MR. MOM!
Breaking traditional roles from a male perspective is a good thing but after a prolonged period of time the male constitution that Mother Nature has cultivated and been fostering in your overly testosteroned lineage for centuries will begin to turn your brain to mush. Don’t watch the afternoon soaps during nap time without a box of Kleenex, a phone, and a support group of stay at home moms in the neighborhood!
You can bet that you will start becoming a completely different individual. You’ll begin to see things in a whole new and yet foreign way. Dare I say that when pastel colors, fashion tips, and vacuuming the carpets become hallmarks and priorities of your week’s accomplishments then its time to reconsider your career choice.
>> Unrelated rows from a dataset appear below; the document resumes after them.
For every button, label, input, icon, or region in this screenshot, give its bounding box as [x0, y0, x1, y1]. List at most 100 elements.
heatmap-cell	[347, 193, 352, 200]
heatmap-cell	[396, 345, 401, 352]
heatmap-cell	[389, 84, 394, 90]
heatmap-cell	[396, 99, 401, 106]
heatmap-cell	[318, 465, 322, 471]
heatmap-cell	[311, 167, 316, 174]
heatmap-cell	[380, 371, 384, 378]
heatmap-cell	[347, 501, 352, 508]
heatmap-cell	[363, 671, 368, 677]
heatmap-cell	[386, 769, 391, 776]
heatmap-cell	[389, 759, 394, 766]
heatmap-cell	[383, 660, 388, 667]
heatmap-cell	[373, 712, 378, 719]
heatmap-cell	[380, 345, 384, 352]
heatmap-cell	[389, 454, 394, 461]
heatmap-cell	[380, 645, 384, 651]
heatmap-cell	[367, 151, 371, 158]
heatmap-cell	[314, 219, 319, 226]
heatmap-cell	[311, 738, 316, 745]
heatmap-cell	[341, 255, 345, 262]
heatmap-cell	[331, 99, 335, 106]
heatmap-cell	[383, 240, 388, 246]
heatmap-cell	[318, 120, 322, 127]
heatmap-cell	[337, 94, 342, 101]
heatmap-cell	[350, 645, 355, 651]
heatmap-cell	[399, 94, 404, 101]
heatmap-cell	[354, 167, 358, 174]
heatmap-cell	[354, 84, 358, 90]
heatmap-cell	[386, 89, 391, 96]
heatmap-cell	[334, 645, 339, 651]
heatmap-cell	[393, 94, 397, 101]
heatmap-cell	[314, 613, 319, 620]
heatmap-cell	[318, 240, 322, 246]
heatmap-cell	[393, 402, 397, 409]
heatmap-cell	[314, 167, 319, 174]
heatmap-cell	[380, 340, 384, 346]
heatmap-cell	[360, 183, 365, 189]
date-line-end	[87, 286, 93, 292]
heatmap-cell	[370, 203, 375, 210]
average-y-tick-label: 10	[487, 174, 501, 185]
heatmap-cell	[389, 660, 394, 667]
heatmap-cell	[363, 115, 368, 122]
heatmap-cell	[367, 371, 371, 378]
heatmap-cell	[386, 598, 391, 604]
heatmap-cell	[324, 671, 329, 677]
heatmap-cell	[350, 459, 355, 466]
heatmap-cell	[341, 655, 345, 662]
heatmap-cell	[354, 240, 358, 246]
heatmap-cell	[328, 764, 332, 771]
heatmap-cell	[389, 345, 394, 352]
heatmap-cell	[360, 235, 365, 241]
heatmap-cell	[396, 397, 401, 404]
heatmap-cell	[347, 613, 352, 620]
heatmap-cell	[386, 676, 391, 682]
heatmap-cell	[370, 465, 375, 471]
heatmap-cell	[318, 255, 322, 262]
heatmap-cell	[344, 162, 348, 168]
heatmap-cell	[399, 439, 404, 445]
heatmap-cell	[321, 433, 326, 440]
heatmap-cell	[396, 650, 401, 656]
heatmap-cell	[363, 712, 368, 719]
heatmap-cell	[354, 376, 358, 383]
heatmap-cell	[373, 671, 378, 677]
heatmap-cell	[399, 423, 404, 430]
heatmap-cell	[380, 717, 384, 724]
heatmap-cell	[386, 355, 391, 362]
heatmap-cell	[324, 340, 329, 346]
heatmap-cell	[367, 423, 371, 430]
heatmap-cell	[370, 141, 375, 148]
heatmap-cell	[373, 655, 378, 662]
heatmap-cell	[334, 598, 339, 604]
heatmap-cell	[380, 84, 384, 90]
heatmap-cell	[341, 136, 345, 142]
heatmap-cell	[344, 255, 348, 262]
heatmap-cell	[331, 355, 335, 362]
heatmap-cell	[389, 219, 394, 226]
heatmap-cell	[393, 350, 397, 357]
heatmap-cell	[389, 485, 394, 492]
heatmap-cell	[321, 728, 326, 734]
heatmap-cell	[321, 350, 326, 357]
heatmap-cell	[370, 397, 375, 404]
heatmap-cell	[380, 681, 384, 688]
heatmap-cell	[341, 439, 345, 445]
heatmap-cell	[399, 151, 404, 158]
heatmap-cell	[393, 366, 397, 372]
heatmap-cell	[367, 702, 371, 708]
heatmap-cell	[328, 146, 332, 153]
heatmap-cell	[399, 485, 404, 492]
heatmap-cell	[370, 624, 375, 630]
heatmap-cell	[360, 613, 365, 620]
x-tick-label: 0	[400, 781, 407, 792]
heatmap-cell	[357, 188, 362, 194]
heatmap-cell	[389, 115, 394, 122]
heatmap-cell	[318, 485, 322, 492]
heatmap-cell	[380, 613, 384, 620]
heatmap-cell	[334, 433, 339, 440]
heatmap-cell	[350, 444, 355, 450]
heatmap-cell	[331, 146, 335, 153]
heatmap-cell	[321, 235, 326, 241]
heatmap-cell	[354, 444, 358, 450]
Nothing can replace a parent being there for the first three years of a child’s life. Having a parent in the child’s life at every moment for these first years are crucial, but there are consequences! My wife and I chose the path where I would eventually become Mr. Mom because she was just beginning her career at the time and we knew down the road it would help establish her money making prowess that would dwarf my meager skills. Maybe that was it or maybe it was that my hair was longer than hers so we wanted to make sure the child had a positive long hair mommy model at home. Either way it was a wonderful experience for my daughter and me.
My wife suffered a bit for it but managed to fight all of those mommy instincts by trodding off to the office while her boobs were still leaking. I can’t imagine being in the boardroom looking like I had been attacked by a group of Shriners at an Atlantic City convention during the annual water balloon battle where I had been repeatedly nailed on the chest. The Mrs. was a good sport! I’m sure her bosses were not exactly amused. “Leaking” in the office is generally frowned upon. Men don’t know how to handle normal bodily functions. Gaseousness after all in the male repertoire is something viewed as high comedy! I on the other hand was left to fend for myself in this foreign land of diapers, house chores and grocery shopping.
At first it may be strange but the more time you spend focusing upon that little developing child a new perspective comes into view. It is actually a rediscovery for you! You relearn how marvelous the first time discoveries of life can be all over again. Jumping out of the crib, removing diapers and playing with what is found in there and putting everything and anything in ones mouth over and over again is great. Your kid will do that too! Even though you tell ‘em “no” their behavior reminds you somehow of your own first experiences on some subconscious level. As the walls close in on your adultness your inner child is released and you find joys you had forgotten existed from your own childhood. Napping becomes your friend!
By the time kindergarten comes rolling around you will not be recognizable as the same human being. You will be picking out drapes, doing the dishes, the laundry and having tea with your own bridge group.
Scared yet? Okay I jest; it’s not bad at all. As a matter of fact being with my daughter day after day for those first 3 or 4 years might have been the best time in my life when I look back upon it. I know it served a purpose
for its time and for the development of my daughter. If you are able to do it for your child I would urge you to give it a shot. Once in your life getting in touch with the mommy instinct within yourself would be a good thing.
I on the other hand may have another go round. I keep having this reoccurring dream. It has to do with my wife telling me she’s pregnant again. “There goes another one of my careers,” I think. Next I wake up to realize that I’m the one who’s done the leaking! Like the boardroom that isn’t funny in the bedroom either!